No Need to Talk: Asynchronous Mixture of Language Models
Anastasiia Filippova, Angelos Katharopoulos, David Grangier, Ronan Collobert
TL;DR
No Need to Talk proposes SmallTalk LM, an almost asynchronous mixture of language models that uses a lightweight router to assign each input sequence to a single expert, enabling independent training of experts with minimal inter-node communication. By routing with short prefixes and keeping the router much smaller than the experts, the approach achieves lower perplexity than dense baselines for the same training FLOPs and similar inference costs. Empirical results on RedPajama-V2 show perplexity improvements up to about 18% and robust downstream gains on 75% of tasks, with minimal communication overhead and flexible routing. The work demonstrates practical benefits of sparse, router-guided MoE training for real-world LLM deployment and opens paths to scaling to hundreds of experts with efficient routing.
Abstract
We introduce SMALLTALK LM, an innovative method for training a mixture of language models in an almost asynchronous manner. Each model of the mixture specializes in distinct parts of the data distribution, without the need for high-bandwidth communication between the nodes training each model.
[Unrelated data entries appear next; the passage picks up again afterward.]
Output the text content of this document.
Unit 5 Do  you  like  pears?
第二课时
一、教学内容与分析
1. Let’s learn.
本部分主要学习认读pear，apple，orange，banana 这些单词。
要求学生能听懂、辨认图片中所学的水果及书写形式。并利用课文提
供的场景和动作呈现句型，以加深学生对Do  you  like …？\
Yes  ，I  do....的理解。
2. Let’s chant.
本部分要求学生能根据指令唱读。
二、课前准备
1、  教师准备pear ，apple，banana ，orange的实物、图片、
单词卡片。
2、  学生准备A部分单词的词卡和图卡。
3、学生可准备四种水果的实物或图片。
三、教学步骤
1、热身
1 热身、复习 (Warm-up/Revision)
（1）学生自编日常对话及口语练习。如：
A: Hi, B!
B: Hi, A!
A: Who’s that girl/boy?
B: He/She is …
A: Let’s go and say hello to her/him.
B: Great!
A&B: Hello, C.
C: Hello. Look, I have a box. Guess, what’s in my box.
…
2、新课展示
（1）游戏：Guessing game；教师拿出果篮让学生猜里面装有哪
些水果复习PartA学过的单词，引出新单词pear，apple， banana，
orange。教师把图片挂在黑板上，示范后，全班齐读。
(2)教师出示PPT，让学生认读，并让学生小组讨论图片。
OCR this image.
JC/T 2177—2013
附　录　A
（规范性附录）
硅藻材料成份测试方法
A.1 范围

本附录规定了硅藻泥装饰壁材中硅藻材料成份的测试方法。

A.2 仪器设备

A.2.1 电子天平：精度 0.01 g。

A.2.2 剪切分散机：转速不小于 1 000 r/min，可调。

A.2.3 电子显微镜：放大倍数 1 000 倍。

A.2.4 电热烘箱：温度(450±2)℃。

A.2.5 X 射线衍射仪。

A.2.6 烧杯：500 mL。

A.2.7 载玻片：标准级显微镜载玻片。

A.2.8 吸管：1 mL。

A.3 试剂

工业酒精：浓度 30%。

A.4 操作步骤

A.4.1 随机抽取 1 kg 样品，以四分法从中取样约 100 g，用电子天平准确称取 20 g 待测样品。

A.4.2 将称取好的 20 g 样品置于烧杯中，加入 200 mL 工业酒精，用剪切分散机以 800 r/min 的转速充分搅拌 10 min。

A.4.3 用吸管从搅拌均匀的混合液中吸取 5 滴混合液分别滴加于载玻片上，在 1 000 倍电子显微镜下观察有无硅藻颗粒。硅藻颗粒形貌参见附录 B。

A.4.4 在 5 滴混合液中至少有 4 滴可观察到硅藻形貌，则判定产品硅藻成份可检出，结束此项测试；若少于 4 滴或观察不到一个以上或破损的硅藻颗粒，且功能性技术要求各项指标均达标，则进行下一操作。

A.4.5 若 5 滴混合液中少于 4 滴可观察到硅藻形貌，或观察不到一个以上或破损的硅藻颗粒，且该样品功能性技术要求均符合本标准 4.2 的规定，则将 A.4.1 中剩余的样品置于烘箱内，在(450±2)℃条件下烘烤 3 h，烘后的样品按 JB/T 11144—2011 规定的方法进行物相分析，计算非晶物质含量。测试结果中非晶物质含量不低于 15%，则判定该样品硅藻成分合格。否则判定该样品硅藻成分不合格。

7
At inference, a lightweight router directs a given sequence to a single expert, according to a short prefix. This inference scheme naturally uses a fraction of the parameters from the overall mixture model. Unlike prior works on asynchronous LLM training, our routing method does not rely on full corpus clustering or access to metadata, making it more suitable for real-world applications. Our experiments on language modeling demonstrate that SMALLTALK LM achieves significantly lower perplexity than dense model baselines for the same total training FLOPs and an almost identical inference cost. Finally, in our downstream evaluations we outperform the dense baseline on 75% of the tasks.